Another group of conservative DPJ lawmakers opposed to the policies of the former SDP members is also expected to set up a study group with like-minded members of the conservative opposition Liberal Party next month -- another move seen as symbolizing a growing rift within the party.

But Yokomichi says he has no plans to lead the left-leaning members out of the DPJ.

"Why should I leave the party I helped found? Those who want to join hands with the LDP should leave and join the LDP," said the former Hokkaido governor.

The DPJ could be headed for another round of internal bickering over security policy, since calls are growing in the LDP that the Diet should take up during its next regular session in January newly planned legislation for action in the event of a military crisis in Japan.

The differences over policy could even lead to a power struggle over the party's leadership.

A party presidential race is expected to be held in September, and speculation is rife that DPJ Secretary General Naoto Kan, who once headed the party, may be keen to take over Hatoyama's post.

Kan was touted as the darling of Japanese politics after playing a central role in uncovering the role of Health and Welfare Ministry officials in a scandal over HIV-tainted blood products when he served as health and welfare minister in 1996.

But he lost a party leadership race in September 1999 after his image as a clean and capable leader was damaged because of revelations of an extramarital affair.
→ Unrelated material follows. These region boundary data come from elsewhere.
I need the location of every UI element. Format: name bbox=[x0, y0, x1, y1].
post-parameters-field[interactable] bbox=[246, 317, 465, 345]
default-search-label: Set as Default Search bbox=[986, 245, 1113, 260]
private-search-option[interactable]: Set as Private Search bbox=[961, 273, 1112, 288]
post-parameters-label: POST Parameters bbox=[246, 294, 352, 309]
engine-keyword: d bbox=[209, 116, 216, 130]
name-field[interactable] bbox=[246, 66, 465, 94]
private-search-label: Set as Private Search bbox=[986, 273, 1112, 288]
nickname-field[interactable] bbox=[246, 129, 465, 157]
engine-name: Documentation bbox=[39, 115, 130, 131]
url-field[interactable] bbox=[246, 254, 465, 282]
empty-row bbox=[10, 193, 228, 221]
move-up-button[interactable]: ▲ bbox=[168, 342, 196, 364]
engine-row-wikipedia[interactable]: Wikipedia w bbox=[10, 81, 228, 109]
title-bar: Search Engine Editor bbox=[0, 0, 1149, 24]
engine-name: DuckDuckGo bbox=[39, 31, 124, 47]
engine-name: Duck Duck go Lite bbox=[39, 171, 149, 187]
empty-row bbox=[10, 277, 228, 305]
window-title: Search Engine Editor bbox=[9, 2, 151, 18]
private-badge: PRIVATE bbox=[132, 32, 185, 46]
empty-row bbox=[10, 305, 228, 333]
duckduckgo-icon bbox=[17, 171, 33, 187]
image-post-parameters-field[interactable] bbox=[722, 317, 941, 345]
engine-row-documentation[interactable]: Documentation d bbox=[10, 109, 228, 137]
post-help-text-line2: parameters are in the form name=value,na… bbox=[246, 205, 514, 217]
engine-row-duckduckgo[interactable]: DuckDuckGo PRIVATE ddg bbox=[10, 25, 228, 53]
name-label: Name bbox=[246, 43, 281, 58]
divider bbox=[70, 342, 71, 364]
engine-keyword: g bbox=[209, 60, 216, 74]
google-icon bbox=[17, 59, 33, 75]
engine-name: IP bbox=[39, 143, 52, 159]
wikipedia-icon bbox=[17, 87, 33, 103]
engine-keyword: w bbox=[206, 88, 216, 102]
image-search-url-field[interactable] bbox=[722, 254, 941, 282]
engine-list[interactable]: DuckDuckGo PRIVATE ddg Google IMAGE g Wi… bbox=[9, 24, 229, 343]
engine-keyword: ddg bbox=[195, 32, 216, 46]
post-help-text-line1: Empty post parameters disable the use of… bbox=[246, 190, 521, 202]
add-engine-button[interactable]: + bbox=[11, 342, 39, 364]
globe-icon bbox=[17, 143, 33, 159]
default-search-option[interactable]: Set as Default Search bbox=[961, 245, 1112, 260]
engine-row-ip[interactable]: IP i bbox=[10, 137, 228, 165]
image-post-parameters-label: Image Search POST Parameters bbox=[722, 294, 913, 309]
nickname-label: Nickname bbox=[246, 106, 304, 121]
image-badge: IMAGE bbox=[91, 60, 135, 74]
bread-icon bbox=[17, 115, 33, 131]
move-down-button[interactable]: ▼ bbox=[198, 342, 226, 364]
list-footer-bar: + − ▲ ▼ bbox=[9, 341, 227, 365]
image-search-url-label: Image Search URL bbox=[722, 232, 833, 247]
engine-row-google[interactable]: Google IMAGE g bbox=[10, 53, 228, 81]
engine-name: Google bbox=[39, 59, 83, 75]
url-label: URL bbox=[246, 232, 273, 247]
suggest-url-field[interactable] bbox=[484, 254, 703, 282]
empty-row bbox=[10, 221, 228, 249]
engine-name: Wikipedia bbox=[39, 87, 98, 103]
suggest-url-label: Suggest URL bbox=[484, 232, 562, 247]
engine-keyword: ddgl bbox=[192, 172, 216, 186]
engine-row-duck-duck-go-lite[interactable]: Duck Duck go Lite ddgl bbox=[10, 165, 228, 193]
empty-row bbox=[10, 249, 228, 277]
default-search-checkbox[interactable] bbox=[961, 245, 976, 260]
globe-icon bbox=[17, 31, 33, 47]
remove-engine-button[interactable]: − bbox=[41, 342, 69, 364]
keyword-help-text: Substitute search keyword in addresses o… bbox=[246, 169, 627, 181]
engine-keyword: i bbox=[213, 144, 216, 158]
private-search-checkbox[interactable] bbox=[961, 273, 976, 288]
His lack of a strong foothold in the party also did not help in the election.

Some DPJ lawmakers say they fear that unless the party ceases its internal squabbles, it could be headed for even deeper trouble.

"We could be headed for a repetition of what happened to the now-defunct (opposition) Shinshinto" which dissolved in late 1997 after policy infighting, a DPJ legislator said. "We should keep in mind that our enemy is the LDP."